Europa es hoy una de las primeras áreas económicamente integradas del mundo, y su capacidad comercial, industrial y de servicios, su economía del conocimiento, su potencia tecnológica, su arsenal informático, sus niveles de consumo, la sitúan en el pelotón mundial de cabeza. Pero esos logros se han conseguido destruyendo el modelo de sociedad que se buscaba: un paro que no cesa, un medio ambiente múltiplemente agredido, una dramática precariedad social, una implosión de la solidaridad que ha generalizado la exclusión social, una, hoy por hoy, irrecuperable regresión europea. A la que el sarkoberlusconismo, que es el sistema que nos amenaza, añade el Estado-empresa y la democracia-competitiva, con la importación literal al mundo político de las tecnologías del mercado y el evangelio de la eficiencia, fundiendo en el com-management el dogma empresarial con la teatralización mediática. De ello me he ocupado con cierto detalle en mi libro Por una Europa política, social y ecológica, Foca Edic. 2005.

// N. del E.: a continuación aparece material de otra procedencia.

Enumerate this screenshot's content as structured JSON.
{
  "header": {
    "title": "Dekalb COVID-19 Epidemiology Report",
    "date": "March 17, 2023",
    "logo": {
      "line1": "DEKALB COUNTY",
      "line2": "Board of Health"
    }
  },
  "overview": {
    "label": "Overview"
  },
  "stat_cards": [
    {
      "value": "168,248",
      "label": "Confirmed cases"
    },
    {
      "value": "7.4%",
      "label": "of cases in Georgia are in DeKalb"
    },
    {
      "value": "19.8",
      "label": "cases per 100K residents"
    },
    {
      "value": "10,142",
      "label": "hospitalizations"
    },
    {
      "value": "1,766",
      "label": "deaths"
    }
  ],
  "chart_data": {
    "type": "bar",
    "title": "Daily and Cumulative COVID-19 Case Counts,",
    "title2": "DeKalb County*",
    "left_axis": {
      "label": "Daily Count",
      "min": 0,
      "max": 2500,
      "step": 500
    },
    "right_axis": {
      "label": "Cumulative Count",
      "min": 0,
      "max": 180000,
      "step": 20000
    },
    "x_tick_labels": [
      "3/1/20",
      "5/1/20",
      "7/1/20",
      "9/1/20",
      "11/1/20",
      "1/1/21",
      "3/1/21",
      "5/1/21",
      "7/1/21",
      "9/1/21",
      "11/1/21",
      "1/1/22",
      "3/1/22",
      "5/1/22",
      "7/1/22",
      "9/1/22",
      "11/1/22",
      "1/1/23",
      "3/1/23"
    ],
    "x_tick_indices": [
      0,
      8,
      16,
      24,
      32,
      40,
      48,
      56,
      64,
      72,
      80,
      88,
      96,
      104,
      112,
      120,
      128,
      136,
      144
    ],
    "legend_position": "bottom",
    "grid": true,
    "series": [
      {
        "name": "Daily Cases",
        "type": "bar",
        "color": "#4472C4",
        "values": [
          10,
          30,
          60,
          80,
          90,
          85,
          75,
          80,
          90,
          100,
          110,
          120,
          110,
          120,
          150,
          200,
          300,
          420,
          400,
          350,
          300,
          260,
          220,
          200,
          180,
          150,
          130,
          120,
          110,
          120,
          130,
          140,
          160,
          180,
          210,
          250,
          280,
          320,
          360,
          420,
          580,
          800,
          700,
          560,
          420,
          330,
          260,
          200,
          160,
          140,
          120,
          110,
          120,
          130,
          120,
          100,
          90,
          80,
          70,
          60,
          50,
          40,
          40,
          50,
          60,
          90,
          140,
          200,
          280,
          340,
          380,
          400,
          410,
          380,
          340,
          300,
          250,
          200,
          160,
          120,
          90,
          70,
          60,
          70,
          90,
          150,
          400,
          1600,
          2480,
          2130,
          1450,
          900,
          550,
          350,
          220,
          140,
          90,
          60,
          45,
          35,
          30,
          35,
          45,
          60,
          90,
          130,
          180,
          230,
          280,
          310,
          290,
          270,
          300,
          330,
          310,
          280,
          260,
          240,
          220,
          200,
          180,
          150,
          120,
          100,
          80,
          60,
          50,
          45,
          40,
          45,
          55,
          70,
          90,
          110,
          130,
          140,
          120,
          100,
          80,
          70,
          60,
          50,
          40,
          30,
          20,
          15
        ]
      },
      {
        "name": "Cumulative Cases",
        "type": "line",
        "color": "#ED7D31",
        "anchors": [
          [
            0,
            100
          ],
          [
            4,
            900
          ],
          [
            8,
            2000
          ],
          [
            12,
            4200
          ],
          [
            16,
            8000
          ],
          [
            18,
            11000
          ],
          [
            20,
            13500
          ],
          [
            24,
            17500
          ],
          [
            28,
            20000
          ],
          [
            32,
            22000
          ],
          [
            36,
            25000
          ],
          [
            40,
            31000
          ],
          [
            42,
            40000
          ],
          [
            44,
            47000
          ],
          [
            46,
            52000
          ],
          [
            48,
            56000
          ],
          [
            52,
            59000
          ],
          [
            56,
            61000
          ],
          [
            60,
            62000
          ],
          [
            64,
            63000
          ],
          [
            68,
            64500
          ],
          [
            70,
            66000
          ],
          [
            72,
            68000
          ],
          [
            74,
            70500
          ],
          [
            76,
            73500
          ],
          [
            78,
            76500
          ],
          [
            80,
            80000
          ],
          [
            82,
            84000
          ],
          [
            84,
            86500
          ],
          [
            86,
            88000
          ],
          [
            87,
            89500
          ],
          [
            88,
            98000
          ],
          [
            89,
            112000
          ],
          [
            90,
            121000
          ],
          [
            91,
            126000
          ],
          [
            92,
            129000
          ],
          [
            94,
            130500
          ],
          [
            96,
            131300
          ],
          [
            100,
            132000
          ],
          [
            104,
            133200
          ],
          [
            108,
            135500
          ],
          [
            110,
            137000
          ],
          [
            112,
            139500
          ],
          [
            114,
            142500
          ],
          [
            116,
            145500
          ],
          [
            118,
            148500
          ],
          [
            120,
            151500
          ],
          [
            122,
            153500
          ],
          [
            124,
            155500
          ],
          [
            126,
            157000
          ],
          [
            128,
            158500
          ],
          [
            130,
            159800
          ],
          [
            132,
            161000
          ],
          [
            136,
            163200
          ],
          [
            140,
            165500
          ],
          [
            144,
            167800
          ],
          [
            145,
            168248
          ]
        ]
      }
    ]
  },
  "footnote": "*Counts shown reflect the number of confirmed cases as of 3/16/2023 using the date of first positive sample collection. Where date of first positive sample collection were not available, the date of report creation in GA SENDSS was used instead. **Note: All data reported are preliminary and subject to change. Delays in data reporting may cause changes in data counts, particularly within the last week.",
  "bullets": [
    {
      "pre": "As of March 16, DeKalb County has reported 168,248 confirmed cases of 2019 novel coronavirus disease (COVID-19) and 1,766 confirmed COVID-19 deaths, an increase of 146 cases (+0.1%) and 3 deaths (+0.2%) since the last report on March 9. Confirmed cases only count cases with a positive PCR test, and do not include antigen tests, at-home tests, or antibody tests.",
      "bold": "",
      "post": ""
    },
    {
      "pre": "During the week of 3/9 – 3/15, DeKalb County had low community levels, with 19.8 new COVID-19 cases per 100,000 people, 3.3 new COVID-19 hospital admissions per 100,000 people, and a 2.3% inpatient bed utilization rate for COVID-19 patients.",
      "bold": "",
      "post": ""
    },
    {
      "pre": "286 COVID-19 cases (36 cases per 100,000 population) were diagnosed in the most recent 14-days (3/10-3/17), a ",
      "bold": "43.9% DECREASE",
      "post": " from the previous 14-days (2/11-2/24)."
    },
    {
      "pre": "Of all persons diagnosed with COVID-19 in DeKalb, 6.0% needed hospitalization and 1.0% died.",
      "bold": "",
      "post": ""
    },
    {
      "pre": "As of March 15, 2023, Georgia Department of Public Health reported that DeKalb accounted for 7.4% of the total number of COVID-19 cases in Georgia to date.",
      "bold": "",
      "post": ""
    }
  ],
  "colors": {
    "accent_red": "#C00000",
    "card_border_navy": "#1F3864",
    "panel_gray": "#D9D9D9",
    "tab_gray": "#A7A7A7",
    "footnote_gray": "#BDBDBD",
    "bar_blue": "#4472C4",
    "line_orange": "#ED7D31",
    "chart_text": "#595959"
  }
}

Por lo demás, como allí apunto, el largo debate entre federalistas y funcionalistas en la segunda mitad del siglo XX, que acaba con la absoluta victoria del funcionalismo, ha sido decisivo para el abandono de los objetivos políticos y de cualquier proyecto no económico de algún calado. La doctrina de los pequeños pasos, la creencia eminentemente funcionalista de que sólo si desistimos de promover una comunidad políticamente unida podremos acabar consolidando la construcción europea, nos han llevado a la Europa que tenemos: un gigante económico, un enano político, un indigente social.